We are more fortunate as regards literature, though without illustrations to accompany them the many narratives of these contemporary writers carry little meaning with them, interesting as are the works of Boccaccio, Francesco Sacchetti, Jacobo Passavanti, Giovanni Villani, Poggio Bracciolini, and Niccolo Niccoli.
The sixteenth century abounds in documents, and there are as many as twenty illustrated works representing festivals and "triumphs." Yet, interesting as these are, they have not the raciness of the fifteenth century, and one cannot help regretting that it is impossible to convey a precise idea of the singular customs which then prevailed.

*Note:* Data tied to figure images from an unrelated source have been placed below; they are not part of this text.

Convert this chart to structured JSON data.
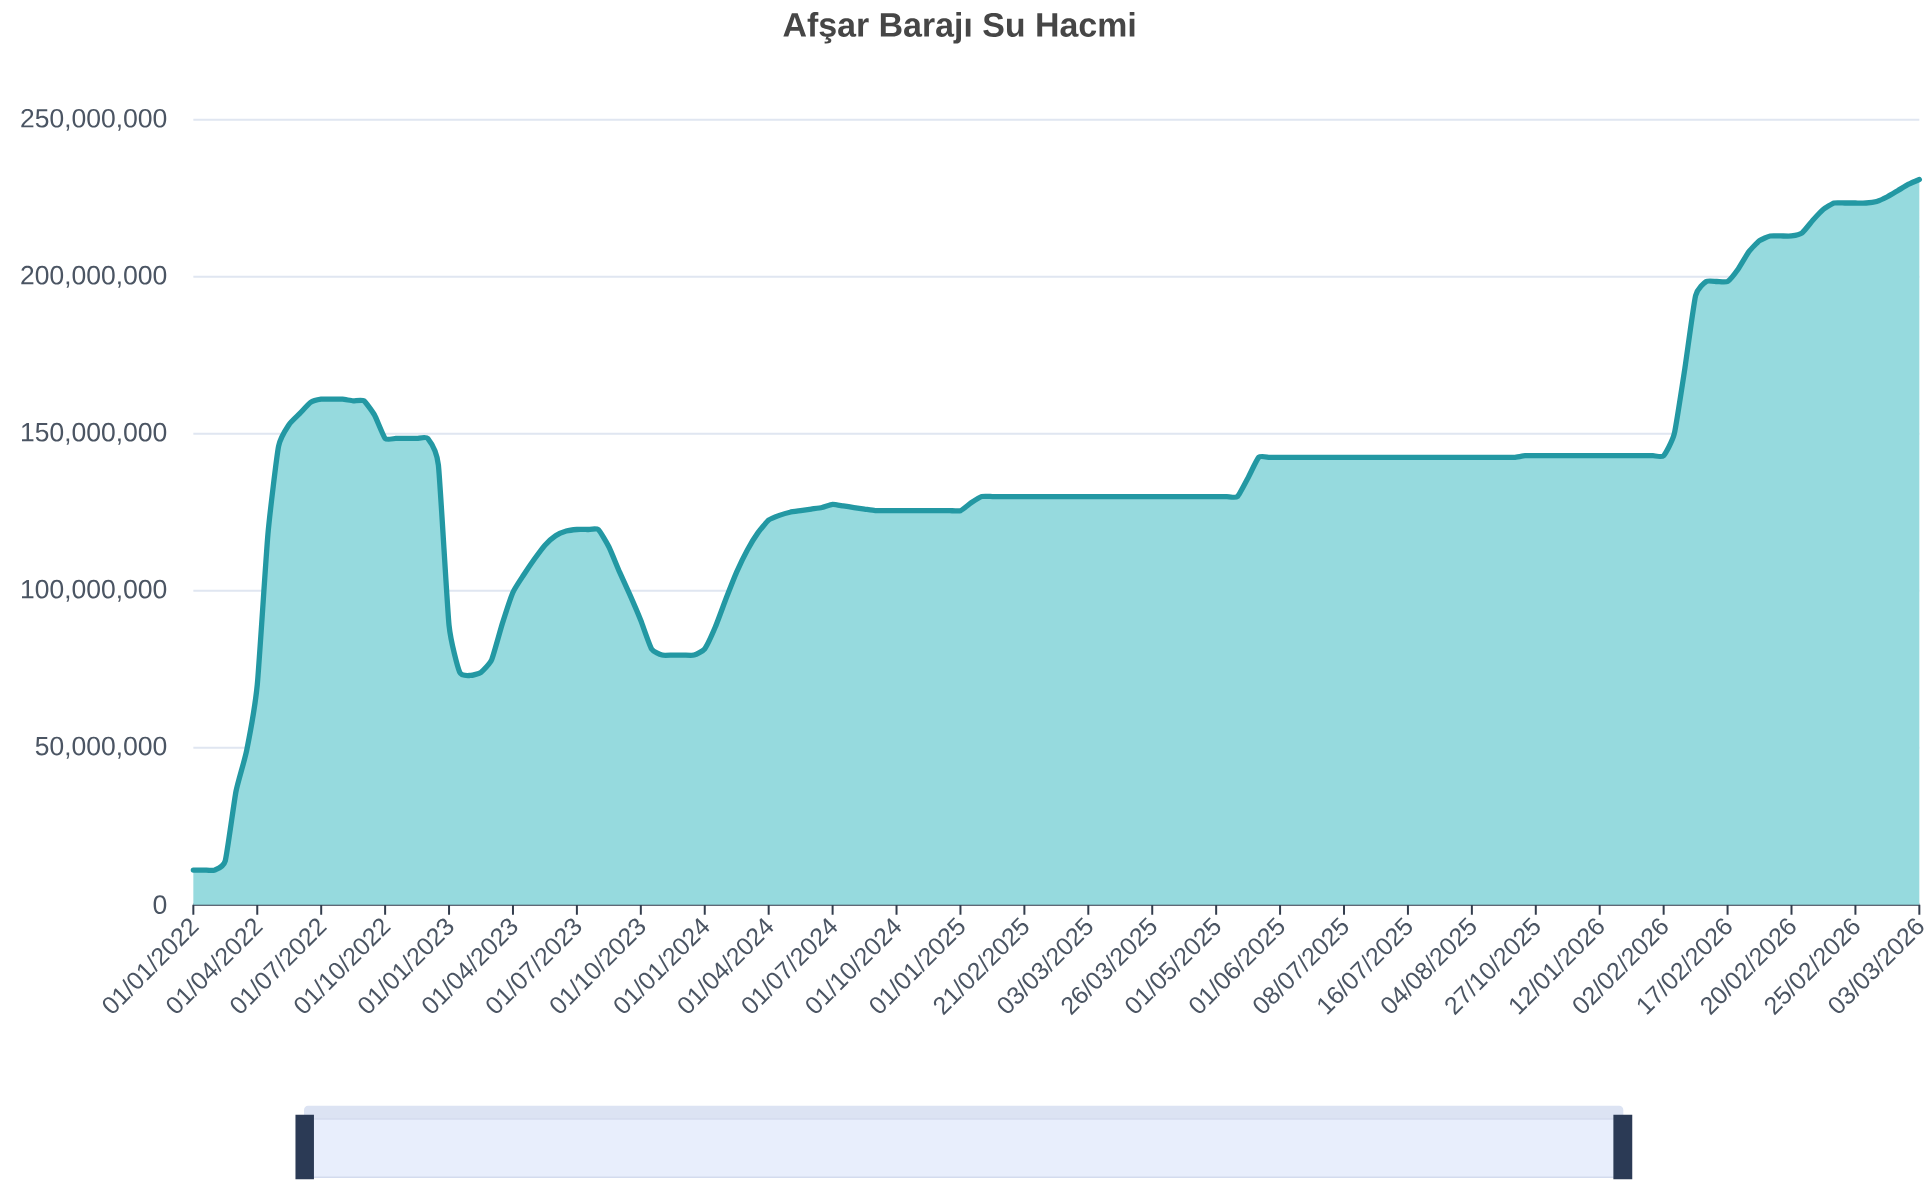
{
  "chart_data": {
    "type": "area",
    "title": "Afşar Barajı Su Hacmi",
    "categories": [
      "01/01/2022",
      null,
      null,
      null,
      null,
      null,
      "01/04/2022",
      null,
      null,
      null,
      null,
      null,
      "01/07/2022",
      null,
      null,
      null,
      null,
      null,
      "01/10/2022",
      null,
      null,
      null,
      null,
      null,
      "01/01/2023",
      null,
      null,
      null,
      null,
      null,
      "01/04/2023",
      null,
      null,
      null,
      null,
      null,
      "01/07/2023",
      null,
      null,
      null,
      null,
      null,
      "01/10/2023",
      null,
      null,
      null,
      null,
      null,
      "01/01/2024",
      null,
      null,
      null,
      null,
      null,
      "01/04/2024",
      null,
      null,
      null,
      null,
      null,
      "01/07/2024",
      null,
      null,
      null,
      null,
      null,
      "01/10/2024",
      null,
      null,
      null,
      null,
      null,
      "01/01/2025",
      null,
      null,
      null,
      null,
      null,
      "21/02/2025",
      null,
      null,
      null,
      null,
      null,
      "03/03/2025",
      null,
      null,
      null,
      null,
      null,
      "26/03/2025",
      null,
      null,
      null,
      null,
      null,
      "01/05/2025",
      null,
      null,
      null,
      null,
      null,
      "01/06/2025",
      null,
      null,
      null,
      null,
      null,
      "08/07/2025",
      null,
      null,
      null,
      null,
      null,
      "16/07/2025",
      null,
      null,
      null,
      null,
      null,
      "04/08/2025",
      null,
      null,
      null,
      null,
      null,
      "27/10/2025",
      null,
      null,
      null,
      null,
      null,
      "12/01/2026",
      null,
      null,
      null,
      null,
      null,
      "02/02/2026",
      null,
      null,
      null,
      null,
      null,
      "17/02/2026",
      null,
      null,
      null,
      null,
      null,
      "20/02/2026",
      null,
      null,
      null,
      null,
      null,
      "25/02/2026",
      null,
      null,
      null,
      null,
      null,
      "03/03/2026"
    ],
    "values": [
      11000000,
      11000000,
      11000000,
      14000000,
      36000000,
      49000000,
      70000000,
      118000000,
      146000000,
      153000000,
      156500000,
      160000000,
      161000000,
      161000000,
      161000000,
      160500000,
      160500000,
      156000000,
      148500000,
      148500000,
      148500000,
      148500000,
      148500000,
      140000000,
      89000000,
      74000000,
      73000000,
      74000000,
      78000000,
      89500000,
      99500000,
      105000000,
      110000000,
      114500000,
      117500000,
      119000000,
      119500000,
      119500000,
      119500000,
      114000000,
      106000000,
      98500000,
      90500000,
      81500000,
      79500000,
      79500000,
      79500000,
      79500000,
      81500000,
      88500000,
      97500000,
      106000000,
      113000000,
      118500000,
      122500000,
      124000000,
      125000000,
      125500000,
      126000000,
      126500000,
      127500000,
      127000000,
      126500000,
      126000000,
      125500000,
      125500000,
      125500000,
      125500000,
      125500000,
      125500000,
      125500000,
      125500000,
      125500000,
      128000000,
      130000000,
      130000000,
      130000000,
      130000000,
      130000000,
      130000000,
      130000000,
      130000000,
      130000000,
      130000000,
      130000000,
      130000000,
      130000000,
      130000000,
      130000000,
      130000000,
      130000000,
      130000000,
      130000000,
      130000000,
      130000000,
      130000000,
      130000000,
      130000000,
      130000000,
      136000000,
      142500000,
      142500000,
      142500000,
      142500000,
      142500000,
      142500000,
      142500000,
      142500000,
      142500000,
      142500000,
      142500000,
      142500000,
      142500000,
      142500000,
      142500000,
      142500000,
      142500000,
      142500000,
      142500000,
      142500000,
      142500000,
      142500000,
      142500000,
      142500000,
      142500000,
      143000000,
      143000000,
      143000000,
      143000000,
      143000000,
      143000000,
      143000000,
      143000000,
      143000000,
      143000000,
      143000000,
      143000000,
      143000000,
      143000000,
      150000000,
      171000000,
      194000000,
      198500000,
      198500000,
      198500000,
      202500000,
      208000000,
      211500000,
      213000000,
      213000000,
      213000000,
      214000000,
      218000000,
      221500000,
      223500000,
      223500000,
      223500000,
      223500000,
      224000000,
      225500000,
      227500000,
      229500000,
      231000000
    ],
    "color": "#2398a3",
    "ylim": [
      0,
      250000000
    ],
    "yticks": [
      0,
      {
        "value": 50000000,
        "label": "50,000,000"
      },
      {
        "value": 100000000,
        "label": "100,000,000"
      },
      {
        "value": 150000000,
        "label": "150,000,000"
      },
      {
        "value": 200000000,
        "label": "200,000,000"
      },
      {
        "value": 250000000,
        "label": "250,000,000"
      }
    ],
    "grid": "y",
    "line_style": "solid"
  }
}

The narrative of a Florentine triumph, designed by Andrea Dazzi reader of Greek and Latin to the academy of the city the cost of which was borne by the Del Diamante Company, is still extant. Dazzi suggested three chariots representing Youth, Manhood, and Old Age. The artists who designed the chariots were Raffaello Belle Vivole, La Carota, and Andrea del Sarto ; while the costumes and figures were designed by Piero da Vinci, the father of Leonardo, and Bernardino di Giordano. The first chariot bore the motto " We shall be ;" the second, " We are;" the third, We have been."
Lorenzo the Magnificent, like all the citizens of that day, belonged to a corporation ; he was president of his, the "Broncone," and he commissioned Japo Nardi, a very learned man, to design him six chariots, so that the festival might be a more imposing one.